Put differently: As the count (number of elements) of a StaticArrayType is a type-level thing, it doesn't make sense to mix it with constructs in which the count is a runtime thing (such as CollectionType, SubSequence and SequenceType).

So it ends up being better to redefine any possibly relevant similar concepts (eg SubSequence, MutableSlice, map, filter etc) specifically for StaticArrayType.

Note that I am totally fine with not having my StaticArrayType protocol inherit from CollectionType/SequenceType, as it makes perfect sense (for the reasons outlined above).

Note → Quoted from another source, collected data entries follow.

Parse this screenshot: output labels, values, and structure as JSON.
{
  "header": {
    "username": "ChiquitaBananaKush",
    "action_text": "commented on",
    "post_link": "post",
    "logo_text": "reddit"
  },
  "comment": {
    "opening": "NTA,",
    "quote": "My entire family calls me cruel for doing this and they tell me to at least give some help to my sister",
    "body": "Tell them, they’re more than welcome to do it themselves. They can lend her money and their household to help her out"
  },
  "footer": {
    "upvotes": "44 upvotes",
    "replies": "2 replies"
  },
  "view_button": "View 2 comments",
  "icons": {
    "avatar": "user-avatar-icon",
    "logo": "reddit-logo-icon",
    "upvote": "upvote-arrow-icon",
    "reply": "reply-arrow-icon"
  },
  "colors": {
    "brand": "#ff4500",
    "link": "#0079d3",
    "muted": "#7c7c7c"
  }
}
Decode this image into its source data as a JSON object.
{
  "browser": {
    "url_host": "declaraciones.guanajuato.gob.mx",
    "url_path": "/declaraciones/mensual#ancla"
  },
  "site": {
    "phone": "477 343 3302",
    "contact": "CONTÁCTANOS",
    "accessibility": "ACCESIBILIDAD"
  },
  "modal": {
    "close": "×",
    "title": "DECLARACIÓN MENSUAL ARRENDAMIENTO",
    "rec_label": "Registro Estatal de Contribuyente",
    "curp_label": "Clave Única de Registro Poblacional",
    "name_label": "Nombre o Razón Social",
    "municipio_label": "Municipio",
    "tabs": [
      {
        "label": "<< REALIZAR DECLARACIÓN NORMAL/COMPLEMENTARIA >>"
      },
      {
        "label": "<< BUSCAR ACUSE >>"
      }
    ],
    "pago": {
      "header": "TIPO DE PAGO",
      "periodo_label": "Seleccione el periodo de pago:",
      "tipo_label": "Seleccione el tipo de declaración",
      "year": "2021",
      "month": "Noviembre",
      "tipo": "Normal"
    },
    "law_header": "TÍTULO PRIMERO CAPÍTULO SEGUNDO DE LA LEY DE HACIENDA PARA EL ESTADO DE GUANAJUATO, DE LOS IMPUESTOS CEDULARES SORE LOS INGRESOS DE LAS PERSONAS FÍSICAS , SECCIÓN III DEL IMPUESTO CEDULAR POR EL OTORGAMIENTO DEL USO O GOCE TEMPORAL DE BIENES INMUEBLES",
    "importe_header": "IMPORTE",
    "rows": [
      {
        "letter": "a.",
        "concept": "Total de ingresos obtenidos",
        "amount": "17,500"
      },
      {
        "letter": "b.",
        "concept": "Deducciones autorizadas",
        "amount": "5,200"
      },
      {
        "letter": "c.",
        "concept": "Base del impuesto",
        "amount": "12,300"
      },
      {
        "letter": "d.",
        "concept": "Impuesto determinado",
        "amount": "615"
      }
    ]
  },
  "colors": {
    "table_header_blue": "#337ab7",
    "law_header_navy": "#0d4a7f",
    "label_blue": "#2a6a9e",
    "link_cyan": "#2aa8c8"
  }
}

BUT this also has one (somewhat surprising) consequence, namely that I will not be able to write this:

1. for e in myStaticArray { ... use e in some (non-mutating) way ... }

but instead I have to write this:

2. for i in myStaticArray.indices { ... use myStaticArray[i] in some (non-mutating) way ... }

So why shouldn't my StaticArrayType be able to inherit from some less bloated / presumptuous protocol that simply had _one_ requirement:

That the type has a generate method and thus can be used in a for-in statement like (1) above.

?

Or: Why does for-in statements like (1) require SequenceType conformance when the only thing they actually need is a generate() method?

0

Answer 9

GSnyder OP

Nov ’15

It's inherent in iteration that clients have access to individual elements. There's nothing to stop a client from, say, accumulating the elements into a standard Array. The stdlib SequenceType extensions are really just shortcuts for that sort of thing, one-liners you could write yourself but which would create clutter if you did. As a SequenceType client, I don't have the expectation that every type will implement every extension in a type-optimal way (though it's nice to know that it could!).

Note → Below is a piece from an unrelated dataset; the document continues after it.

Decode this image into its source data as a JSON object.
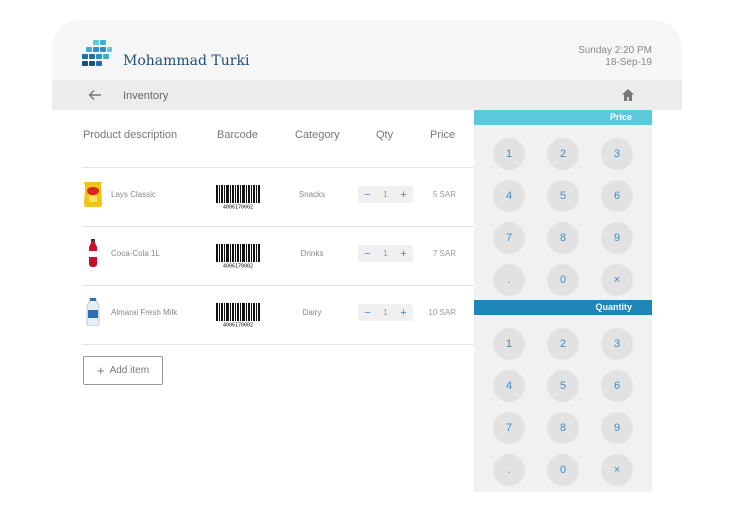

If I understand your viewpoint, you'd like to forbid the operations you don't want to implement in a type-specific way, lest someone use them without realizing that they've gone off the rails. But philosophically, I'd prefer you not obstruct me in this way without a specific motivation beyond "it won't be optimized efficiently."

That said, if you must lock down the type, an iteration-specific subprotocol seems like a reasonable solution. Currently, there does't seem to be any way of doing this cleanly. I'd vote for an underbar-prefixed name, though -- the risk of people mistakenly latching onto an iteration protocol as the default is relatively high.

0

Answer 10

Jens OP

Nov ’15

My viewpoint: I have a type, eg my StaticArrayType, and I don't want it to conform to SequenceType (1), BUT I still want to be able to:

for e in myStaticArrayType { ... e ... }

(1) Because SequenceType et al assumes count is a runtime thing (which is totally ok for most sequences) but it makes a bad fit for eg my StaticArrayType type(s) in which Count is a type-level thing, and it's not a bad fit for performance reasons, it's because almost everything that is required by and comes with SequenceType (1a) becomes just confusing clutter in the context of my static array types. SubSequence is a particularly good example of something that just doesn't make any sense at all in this context, as mentioned in my post above.

(1a) Except generate, subscript, indices and count (yes, it still needs an Int representation of the CountType).

Yes, I wish the std lib would factor out a subprotocol of SequenceType. But I'm not sure about the underscore, I'd prefer a good name and good documentation that makes it easy to decide whether you want eg MutableCollectionType, CollectionType, SequenceType or perhaps just GeneratorProducingType (but better named).

For the time being, I added a computed property to the StaticArrayType protocol that returns a StaticArraySequence<T: StaticArrayType>, so I can write it like this:

for e in myStaticArrayType.sequence { ... e ... }

That way, the clutter is isolated under that computed property, which has no other real use than in such for-in statements.

0